The service began symbolically inclusive, with a person aided by a service dog leading the processional while carrying the cross. A wheelchair user then led with the Episcopal banner, showcasing the Church’s commitment to inclusivity.

Bishop Thomas Bickerton, President of the Council of Bishops, anchored the opening service by reading Psalm 46 in its entirety, urging the assembly to “Be still, and know that I am God,” setting a reflective tone for his sermon. He challenged the assembly’s commitment to the future of the Church, asking pointedly, “Do you want to be in this room? Are you here to work for a culture marked by compassion, courage, and companionship?”

Bishop Thomas Bickerton, President of the Council of Bishops, preaches at opening worship. Paul Jeffrey, UM News, photo

His sermon became even more direct as he addressed potential discord: “If you can’t agree to that, what are you doing here? Maybe, just maybe, you’re in the wrong place because my sense is that we are here not only because we love our United Methodist Church, we are committed to moving it forward with renewal, revival, and a reclaimed sense of purpose. If you are not committed to that, then perhaps, in love, we might just ask you with integrity that you just leave us alone to do our work.” His pointed words were met with roaring applause and a united standing ovation.

This year’s General Conference, typically a quadrennial event but delayed by the pandemic, is especially crucial as it follows the departure of one-quarter of U.S. congregations in response to a temporary disaffiliation policy approved at a 2019 special General Conference.

The demographics of this year’s Conference reflect a truly global Church, with 862 delegates, 55.9% from the United States, 32% from Africa, 6% from the Philippines, and 4.6% from Europe, including Russia. On the first day, 751 delegates were present, which is 87% of the total, reflecting a slightly lower attendance compared to the first day of the 2016 Conference, which was 91%.

Rev. Dawn Taylor-Storm, co-leader of the EPA clergy delegation and EPA&GNJ’s episcopal assistant to Bishop John Schol, was deeply moved by the opening moments. “The opening plenary literally moved me to tears,” she reflected. “The worship experience felt like an experience of Pentecost, as people of all languages, cultures and understandings united around a commitment to a reformed and renewed United Methodist connection.”
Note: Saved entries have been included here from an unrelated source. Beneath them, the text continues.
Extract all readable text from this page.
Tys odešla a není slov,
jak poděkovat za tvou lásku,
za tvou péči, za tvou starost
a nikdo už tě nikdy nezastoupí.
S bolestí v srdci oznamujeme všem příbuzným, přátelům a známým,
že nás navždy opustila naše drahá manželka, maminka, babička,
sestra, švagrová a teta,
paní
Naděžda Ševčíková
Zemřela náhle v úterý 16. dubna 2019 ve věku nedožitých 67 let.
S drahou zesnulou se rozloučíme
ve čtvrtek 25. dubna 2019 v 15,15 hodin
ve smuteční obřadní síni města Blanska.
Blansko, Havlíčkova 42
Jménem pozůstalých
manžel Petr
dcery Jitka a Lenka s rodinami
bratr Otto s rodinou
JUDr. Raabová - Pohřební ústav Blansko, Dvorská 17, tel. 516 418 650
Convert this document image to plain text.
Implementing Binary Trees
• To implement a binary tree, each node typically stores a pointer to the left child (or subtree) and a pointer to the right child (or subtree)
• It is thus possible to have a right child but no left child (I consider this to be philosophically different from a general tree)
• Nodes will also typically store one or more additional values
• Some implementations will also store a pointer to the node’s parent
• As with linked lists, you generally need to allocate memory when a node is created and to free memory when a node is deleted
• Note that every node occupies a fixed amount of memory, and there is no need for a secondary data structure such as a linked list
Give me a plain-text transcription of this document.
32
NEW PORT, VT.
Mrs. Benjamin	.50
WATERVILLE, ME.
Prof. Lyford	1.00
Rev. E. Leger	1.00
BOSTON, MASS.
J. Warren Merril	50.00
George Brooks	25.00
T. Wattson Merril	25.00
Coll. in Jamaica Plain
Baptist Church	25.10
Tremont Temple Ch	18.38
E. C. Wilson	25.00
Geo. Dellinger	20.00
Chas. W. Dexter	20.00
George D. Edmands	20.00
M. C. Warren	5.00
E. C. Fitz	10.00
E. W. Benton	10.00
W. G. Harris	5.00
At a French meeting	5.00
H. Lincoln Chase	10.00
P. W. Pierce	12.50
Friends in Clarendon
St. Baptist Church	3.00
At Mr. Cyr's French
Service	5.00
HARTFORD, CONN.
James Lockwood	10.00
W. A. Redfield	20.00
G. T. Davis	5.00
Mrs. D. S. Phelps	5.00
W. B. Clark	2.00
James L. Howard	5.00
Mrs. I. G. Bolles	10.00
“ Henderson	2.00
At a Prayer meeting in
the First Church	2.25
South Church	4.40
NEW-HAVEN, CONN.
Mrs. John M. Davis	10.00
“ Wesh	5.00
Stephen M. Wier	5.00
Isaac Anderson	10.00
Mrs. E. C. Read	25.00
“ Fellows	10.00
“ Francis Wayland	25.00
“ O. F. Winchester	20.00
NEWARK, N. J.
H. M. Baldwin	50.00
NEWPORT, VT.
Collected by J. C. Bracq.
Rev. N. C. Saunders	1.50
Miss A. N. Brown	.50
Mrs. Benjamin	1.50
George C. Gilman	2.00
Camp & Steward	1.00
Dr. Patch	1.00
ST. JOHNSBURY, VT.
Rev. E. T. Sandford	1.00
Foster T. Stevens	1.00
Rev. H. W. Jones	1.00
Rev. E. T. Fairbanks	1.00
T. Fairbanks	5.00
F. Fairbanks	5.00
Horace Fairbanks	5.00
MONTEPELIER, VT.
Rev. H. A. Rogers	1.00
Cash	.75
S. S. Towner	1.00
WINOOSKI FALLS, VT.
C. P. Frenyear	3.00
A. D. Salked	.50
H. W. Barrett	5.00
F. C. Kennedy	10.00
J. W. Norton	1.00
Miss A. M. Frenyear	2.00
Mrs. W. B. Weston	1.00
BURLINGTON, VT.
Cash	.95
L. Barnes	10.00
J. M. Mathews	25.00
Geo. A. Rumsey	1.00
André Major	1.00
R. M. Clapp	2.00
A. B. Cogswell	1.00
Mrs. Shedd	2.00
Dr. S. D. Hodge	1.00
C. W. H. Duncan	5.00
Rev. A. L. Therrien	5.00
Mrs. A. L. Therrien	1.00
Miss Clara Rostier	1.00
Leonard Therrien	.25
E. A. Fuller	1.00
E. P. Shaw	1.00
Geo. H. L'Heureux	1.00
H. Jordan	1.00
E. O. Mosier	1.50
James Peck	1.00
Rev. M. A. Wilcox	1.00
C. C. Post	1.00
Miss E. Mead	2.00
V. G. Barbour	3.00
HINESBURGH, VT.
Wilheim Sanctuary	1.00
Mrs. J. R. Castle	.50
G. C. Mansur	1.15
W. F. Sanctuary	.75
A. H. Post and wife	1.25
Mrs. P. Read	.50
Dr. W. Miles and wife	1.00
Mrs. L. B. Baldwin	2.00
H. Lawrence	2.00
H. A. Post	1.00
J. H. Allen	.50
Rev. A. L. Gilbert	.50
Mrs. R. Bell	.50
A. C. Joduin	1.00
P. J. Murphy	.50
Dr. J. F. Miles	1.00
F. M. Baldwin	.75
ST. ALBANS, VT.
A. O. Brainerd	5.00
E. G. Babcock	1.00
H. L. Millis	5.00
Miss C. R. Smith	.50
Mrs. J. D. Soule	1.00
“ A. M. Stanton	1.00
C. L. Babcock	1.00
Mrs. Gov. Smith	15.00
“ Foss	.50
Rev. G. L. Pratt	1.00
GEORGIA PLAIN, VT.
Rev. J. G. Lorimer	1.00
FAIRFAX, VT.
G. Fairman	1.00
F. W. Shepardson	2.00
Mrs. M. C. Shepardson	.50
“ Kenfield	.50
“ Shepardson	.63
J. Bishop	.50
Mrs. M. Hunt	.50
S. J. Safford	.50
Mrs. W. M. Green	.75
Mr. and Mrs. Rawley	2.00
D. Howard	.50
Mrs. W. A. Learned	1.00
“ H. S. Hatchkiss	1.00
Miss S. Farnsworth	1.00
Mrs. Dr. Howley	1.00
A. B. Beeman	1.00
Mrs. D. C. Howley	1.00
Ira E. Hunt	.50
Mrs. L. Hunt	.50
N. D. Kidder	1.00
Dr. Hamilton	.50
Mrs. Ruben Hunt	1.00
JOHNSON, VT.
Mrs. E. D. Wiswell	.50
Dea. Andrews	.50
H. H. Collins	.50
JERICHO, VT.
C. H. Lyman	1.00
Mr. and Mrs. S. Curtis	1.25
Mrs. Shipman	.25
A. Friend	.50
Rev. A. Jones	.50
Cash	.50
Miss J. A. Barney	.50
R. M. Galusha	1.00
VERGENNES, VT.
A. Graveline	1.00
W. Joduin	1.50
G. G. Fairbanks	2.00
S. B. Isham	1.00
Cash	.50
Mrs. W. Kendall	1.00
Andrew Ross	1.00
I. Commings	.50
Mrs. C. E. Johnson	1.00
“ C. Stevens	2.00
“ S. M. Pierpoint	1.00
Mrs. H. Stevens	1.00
As the General Conference progresses through May 3, delegates will tackle pivotal topics including potential structural changes aimed at refining the Church’s identity and direction. With the early tone set by Bishop Bickerton’s compelling call for commitment and unity, the hope is that the assembly will not only deliberate on operational matters but also foster the spirit of unity and renewal that has been so prominently invoked.

GNJ delegate Tom Lank

Tom Lank, a full member deacon and member of the GNJ delegation, shared how he and many entered the plenary hall with their guard up, expecting divisiveness that they experienced in the past. Lank observed a change this year. “As we worshipped and as Bishop Bickerton began to preach us out of Egypt toward the Promised Land, you could feel the mood shift,” he shared.

“Maybe this time, instead of fighting about who we are, we will set the direction for who we are becoming as United Methodists. There’s liberation in that.”